Pénurie structurelle d’espace

Les inquiétudes vont au-delà de l’entrepôt propre à l’entreprise. Quatre entreprises sur dix (40 %) craignent que la pénurie de terrains industriels et la hausse des prix de l’immobilier ne constituent un risque direct pour leur activité d’ici trois ans. La moitié (51 %) s’attend à ce que la Belgique ne dispose plus, d’ici cinq ans, d’espaces logistiques et industriels suffisants pour soutenir la croissance économique.
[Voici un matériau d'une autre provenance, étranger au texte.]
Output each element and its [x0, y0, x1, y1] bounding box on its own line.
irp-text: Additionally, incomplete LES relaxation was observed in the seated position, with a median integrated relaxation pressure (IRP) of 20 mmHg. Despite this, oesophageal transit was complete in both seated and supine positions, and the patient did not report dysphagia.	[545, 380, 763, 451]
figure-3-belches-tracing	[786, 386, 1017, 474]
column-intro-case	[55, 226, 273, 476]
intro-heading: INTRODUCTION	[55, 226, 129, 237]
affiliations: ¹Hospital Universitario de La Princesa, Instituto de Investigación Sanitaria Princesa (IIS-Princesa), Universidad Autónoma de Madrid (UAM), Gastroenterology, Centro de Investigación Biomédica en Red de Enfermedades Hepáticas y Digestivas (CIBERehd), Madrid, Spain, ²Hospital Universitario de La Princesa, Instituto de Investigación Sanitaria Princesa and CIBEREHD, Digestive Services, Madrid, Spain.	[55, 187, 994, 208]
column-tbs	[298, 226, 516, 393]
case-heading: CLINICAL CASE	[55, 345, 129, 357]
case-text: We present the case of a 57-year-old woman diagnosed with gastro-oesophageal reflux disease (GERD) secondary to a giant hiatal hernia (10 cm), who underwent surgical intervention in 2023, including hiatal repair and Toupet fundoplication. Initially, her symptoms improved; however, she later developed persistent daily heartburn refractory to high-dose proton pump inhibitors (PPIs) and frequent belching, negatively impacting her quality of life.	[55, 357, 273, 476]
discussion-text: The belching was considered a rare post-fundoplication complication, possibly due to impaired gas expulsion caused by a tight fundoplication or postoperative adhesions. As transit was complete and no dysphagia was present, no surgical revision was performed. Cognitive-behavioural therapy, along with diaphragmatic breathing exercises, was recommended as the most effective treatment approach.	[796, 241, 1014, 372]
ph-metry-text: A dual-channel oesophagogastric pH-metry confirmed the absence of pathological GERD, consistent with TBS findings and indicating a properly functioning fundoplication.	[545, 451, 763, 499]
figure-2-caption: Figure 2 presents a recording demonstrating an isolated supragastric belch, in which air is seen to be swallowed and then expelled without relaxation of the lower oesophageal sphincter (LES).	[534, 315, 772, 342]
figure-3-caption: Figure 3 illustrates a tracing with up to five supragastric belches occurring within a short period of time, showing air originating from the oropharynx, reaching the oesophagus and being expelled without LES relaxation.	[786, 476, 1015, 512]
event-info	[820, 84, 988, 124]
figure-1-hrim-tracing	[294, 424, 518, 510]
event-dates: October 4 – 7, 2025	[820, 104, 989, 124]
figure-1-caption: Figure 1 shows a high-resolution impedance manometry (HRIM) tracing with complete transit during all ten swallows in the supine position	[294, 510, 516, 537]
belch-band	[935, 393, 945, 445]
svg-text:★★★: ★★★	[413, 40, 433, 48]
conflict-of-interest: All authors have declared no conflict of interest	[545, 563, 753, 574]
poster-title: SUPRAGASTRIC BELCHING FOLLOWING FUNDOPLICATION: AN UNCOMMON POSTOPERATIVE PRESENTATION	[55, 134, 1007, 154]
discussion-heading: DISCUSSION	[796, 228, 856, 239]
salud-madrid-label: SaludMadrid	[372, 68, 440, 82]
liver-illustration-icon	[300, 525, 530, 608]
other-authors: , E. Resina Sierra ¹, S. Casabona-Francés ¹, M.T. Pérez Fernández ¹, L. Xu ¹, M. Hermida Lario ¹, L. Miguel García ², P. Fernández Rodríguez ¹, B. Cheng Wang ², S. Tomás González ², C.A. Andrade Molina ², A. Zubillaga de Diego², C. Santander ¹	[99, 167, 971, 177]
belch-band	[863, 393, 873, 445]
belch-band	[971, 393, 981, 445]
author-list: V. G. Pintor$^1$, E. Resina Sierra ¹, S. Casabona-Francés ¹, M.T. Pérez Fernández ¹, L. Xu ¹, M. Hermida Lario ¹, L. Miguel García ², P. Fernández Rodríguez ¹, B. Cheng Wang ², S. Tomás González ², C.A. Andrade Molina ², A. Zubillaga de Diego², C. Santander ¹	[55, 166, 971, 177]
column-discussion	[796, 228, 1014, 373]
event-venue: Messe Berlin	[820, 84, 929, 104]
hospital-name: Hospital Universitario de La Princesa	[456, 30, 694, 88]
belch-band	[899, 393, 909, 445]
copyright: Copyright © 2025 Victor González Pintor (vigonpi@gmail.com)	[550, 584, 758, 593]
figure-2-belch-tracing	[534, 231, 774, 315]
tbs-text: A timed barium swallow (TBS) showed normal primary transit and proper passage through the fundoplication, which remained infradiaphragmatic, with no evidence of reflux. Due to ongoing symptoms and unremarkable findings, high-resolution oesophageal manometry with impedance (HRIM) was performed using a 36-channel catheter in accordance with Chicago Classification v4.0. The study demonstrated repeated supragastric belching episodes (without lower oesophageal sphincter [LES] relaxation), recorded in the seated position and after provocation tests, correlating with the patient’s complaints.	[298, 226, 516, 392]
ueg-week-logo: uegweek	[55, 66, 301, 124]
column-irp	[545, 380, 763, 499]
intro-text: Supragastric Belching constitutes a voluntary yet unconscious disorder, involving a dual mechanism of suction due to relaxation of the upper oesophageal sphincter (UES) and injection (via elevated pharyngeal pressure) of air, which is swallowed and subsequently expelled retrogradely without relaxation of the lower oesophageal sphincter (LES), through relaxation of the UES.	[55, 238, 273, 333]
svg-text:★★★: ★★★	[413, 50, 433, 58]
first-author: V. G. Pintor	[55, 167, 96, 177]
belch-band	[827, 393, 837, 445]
Aujourd’hui, 18 % parlent déjà d’une pénurie critique ; un tiers supplémentaire s’attend à un problème majeur d’ici cinq ans.

« De nombreuses entreprises sont confrontées à un paradoxe : elles ont besoin d’espace pour se développer, mais les biens immobiliers supplémentaires sont chers, rares et peu flexibles », conclut M. Rooms. « Le défi consistera à organiser la capacité de stockage comme une enveloppe opérationnelle flexible, plutôt que comme un simple bien immobilier fixe. »

À propos de l’étude

Ces chiffres sont issus d’une étude i-Vox réalisée à la demande du spécialiste du stockage Merak auprès de 400 responsables logistiques belges. Les résultats placent le manque d’espace au même rang que d’autres freins à la croissance bien connus, tels que les coûts élevés de main-d’œuvre et d’énergie, et montrent à quelle vitesse les goulots d’étranglement opérationnels ont un impact stratégique.